Before pulling the trigger, a sniper planning to assassinate an enemy operative must be sure the right person is in the cross-hairs.
To help with this Western forces commonly use software that compares a suspect’s facial features or gait with those recorded in libraries of biometric data compiled by police and intelligence agencies. However, this technology can be foiled by a disguise, head-covering or even an affected limp.
For this reason America’s Special Operations Command (SOCOM), which oversees the units responsible for such operations in the various arms of America’s forces, has long wanted extra ways to confirm a potential target’s identity.
Responding to a request from SOCOM, the Combating Terrorism Technical Support Office (CTTSO), an agency of the defence department, has now developed a new tool for the job. This system, known as Jetson, is able to measure, from up to 200 metres away, the minute vibrations induced in clothing by someone’s heartbeat.
How Does it Work?
Since hearts differ in both shape and contraction pattern, the details
of heartbeats differ, too. The effect of this on the fabric of garments produces a “heartprint” – a pattern reckoned sufficiently distinctive to confirm someone’s identity.
To measure these heartprints remotely employs gadgets known as laser vibrometers, which work by detecting minute variations in a laser beam that has been reflected off an object of interest. They have been used
for decades to study things like bridges, aircraft bodies, warship cannons and wind turbines – searching for otherwise-invisible cracks, air pockets and other dangerous defects in materials.
However, only in the past five years or so has laser vibrometry become good enough to distinguish the vibrations induced in fabric by heartprints.
According to experts the best laser vibrometers can measure a displacement of just ten picometres (trillionths of a metre). However, such precision cannot be obtained by the obvious means of measuring changes in the time it takes reflected light to travel to and from a surface. Instead, laser vibrometers detect changes, caused by the Doppler effect, in the reflected beam’s frequency.
- If it is bouncing off something moving towards the detector, its frequency will be shifted to the blue end of the spectrum.
- If the reflective surface is moving away, the shift is to the red.
Although SOCOM has received its first batch of Jetson heartprint readers they are, understandably, reluctant to reveal too many details:
- The beam involved is infrared, and therefore invisible to the human eye.
- The devices work best when a suspect is neither running nor in a moving vehicle.
- And they have a gimbal that helps keep the beam focused on the suspect for the 30 or so seconds it takes to obtain a good heartprint reading.
- However, SOCOM has not released the process by which heartprint libraries might be built up in the first place.

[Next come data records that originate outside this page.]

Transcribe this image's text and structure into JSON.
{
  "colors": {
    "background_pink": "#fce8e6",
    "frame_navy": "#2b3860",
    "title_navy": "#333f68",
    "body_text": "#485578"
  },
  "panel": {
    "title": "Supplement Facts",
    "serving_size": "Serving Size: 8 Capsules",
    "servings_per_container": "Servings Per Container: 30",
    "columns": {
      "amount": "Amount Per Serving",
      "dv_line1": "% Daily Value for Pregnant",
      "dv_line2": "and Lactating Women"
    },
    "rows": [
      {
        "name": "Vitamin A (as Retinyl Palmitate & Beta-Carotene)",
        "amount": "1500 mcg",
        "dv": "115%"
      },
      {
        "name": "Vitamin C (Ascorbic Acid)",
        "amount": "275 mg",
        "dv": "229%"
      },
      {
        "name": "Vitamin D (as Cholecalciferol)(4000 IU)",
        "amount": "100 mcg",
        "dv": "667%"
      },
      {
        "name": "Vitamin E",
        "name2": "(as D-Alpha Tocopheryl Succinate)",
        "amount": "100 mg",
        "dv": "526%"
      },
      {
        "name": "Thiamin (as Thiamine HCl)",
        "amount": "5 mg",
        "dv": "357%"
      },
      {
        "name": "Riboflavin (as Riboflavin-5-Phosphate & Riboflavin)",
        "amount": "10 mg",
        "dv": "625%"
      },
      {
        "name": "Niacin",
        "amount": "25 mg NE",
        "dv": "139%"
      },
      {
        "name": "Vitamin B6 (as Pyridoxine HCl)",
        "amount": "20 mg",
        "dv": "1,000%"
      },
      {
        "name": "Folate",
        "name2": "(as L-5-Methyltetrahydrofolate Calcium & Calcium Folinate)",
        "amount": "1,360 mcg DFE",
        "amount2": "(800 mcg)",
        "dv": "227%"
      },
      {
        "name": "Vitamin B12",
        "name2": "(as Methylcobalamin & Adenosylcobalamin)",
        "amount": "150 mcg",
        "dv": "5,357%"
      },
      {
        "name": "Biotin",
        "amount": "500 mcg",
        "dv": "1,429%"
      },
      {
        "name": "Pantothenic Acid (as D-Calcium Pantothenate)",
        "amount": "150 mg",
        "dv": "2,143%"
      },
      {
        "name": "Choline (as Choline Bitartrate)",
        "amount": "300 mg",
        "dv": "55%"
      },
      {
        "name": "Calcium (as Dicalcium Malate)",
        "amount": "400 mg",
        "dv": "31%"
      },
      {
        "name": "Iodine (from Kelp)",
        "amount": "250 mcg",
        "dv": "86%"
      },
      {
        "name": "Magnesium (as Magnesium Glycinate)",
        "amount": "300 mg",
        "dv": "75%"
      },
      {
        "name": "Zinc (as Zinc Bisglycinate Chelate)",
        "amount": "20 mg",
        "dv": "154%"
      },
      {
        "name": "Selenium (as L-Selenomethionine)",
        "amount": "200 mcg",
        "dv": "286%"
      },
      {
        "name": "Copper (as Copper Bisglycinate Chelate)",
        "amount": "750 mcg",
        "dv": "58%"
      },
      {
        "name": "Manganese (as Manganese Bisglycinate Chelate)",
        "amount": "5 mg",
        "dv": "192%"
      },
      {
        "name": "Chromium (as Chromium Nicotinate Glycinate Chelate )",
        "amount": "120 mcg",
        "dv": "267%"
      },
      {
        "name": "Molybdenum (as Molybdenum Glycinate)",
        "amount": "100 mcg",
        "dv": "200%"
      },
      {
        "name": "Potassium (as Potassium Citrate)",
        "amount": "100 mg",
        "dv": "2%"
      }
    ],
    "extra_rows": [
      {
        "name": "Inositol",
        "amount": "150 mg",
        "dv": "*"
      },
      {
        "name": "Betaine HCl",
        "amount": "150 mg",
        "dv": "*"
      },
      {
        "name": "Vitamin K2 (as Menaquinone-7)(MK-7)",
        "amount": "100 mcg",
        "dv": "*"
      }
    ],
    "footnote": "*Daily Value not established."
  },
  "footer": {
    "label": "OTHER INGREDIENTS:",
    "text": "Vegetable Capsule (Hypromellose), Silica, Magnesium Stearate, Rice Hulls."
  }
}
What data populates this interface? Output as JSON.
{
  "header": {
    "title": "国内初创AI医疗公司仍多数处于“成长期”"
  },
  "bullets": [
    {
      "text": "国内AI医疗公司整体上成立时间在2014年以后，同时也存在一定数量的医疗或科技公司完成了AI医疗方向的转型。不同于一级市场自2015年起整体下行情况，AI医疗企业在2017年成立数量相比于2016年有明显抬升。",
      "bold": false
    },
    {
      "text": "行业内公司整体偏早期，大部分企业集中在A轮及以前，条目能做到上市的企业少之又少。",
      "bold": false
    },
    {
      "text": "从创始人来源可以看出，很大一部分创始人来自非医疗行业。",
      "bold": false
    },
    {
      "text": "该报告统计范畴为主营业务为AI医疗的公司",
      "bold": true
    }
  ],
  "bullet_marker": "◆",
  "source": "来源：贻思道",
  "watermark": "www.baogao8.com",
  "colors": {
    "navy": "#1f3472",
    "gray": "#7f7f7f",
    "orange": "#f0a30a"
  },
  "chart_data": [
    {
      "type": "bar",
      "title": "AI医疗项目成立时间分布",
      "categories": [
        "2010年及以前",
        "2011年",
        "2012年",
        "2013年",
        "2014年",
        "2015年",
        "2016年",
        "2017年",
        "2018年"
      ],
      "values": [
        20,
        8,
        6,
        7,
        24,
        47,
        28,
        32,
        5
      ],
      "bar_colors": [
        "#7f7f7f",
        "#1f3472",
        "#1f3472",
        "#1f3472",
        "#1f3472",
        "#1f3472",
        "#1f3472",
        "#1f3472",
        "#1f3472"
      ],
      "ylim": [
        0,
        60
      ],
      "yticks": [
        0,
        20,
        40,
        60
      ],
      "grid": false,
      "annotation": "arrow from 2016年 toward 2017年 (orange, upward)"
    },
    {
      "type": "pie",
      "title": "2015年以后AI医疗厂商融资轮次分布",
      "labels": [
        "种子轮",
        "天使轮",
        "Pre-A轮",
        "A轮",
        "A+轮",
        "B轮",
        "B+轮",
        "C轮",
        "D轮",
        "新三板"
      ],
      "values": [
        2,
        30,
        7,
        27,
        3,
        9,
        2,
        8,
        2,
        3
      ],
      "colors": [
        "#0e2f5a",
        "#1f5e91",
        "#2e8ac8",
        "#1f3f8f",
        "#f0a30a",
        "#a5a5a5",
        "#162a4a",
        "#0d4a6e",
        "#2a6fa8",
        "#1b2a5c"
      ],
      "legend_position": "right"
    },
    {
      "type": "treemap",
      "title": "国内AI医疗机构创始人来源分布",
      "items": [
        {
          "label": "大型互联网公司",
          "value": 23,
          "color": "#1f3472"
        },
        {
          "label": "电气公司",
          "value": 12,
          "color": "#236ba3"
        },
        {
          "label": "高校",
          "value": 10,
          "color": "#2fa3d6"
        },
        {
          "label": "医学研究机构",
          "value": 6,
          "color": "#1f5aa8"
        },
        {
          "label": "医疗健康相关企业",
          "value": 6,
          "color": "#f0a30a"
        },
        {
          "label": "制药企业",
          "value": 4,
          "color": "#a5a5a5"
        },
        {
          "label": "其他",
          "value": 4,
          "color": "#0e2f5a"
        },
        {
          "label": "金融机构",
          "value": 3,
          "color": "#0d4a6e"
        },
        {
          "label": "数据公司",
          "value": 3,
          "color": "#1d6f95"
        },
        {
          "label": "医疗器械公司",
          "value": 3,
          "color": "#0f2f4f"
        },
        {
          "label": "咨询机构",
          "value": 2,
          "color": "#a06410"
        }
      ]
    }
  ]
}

- One starting point, presumably, would be to catalogue the heartbeats of detainees in the way that fingerprints and DNA samples are now taken routinely.
Other Uses
- Confirming the identity of enemy targets is not the only job imaginable for this high-precision form of laser vibrometry.
- The stress of telling a falsehood can alter someone’s heartbeat, so it could improve lie-detection technology, according to experts.
- Another use for laser vibrometry is at he border, as the heartbeats of nervous smugglers are likely to differ from those of ordinary travellers.
- Finally, it has potential medical uses, with plans to run a clinical trial employing it for the detection of arrhythmia and other heart problems.
Is It Restricted to Optical Frequencies?
In short, no.
A device is currently being designed that emits radio waves and captures return signals that have bounced off, and been modified by, a person’s vibrating chest cavity.
The advantage of this approach is that it can penetrate materials opaque to light waves, such as walls and heavy clothing.
A prototype has been able to read heartprints from as far away as 50 metres.
Potential markets for the device include
- Cardiac diagnostics;
- Identification of authorised users of computers and vehicles; and
- Identify masked protesters, although this can be stymied by wrapping tinfoil around the torso.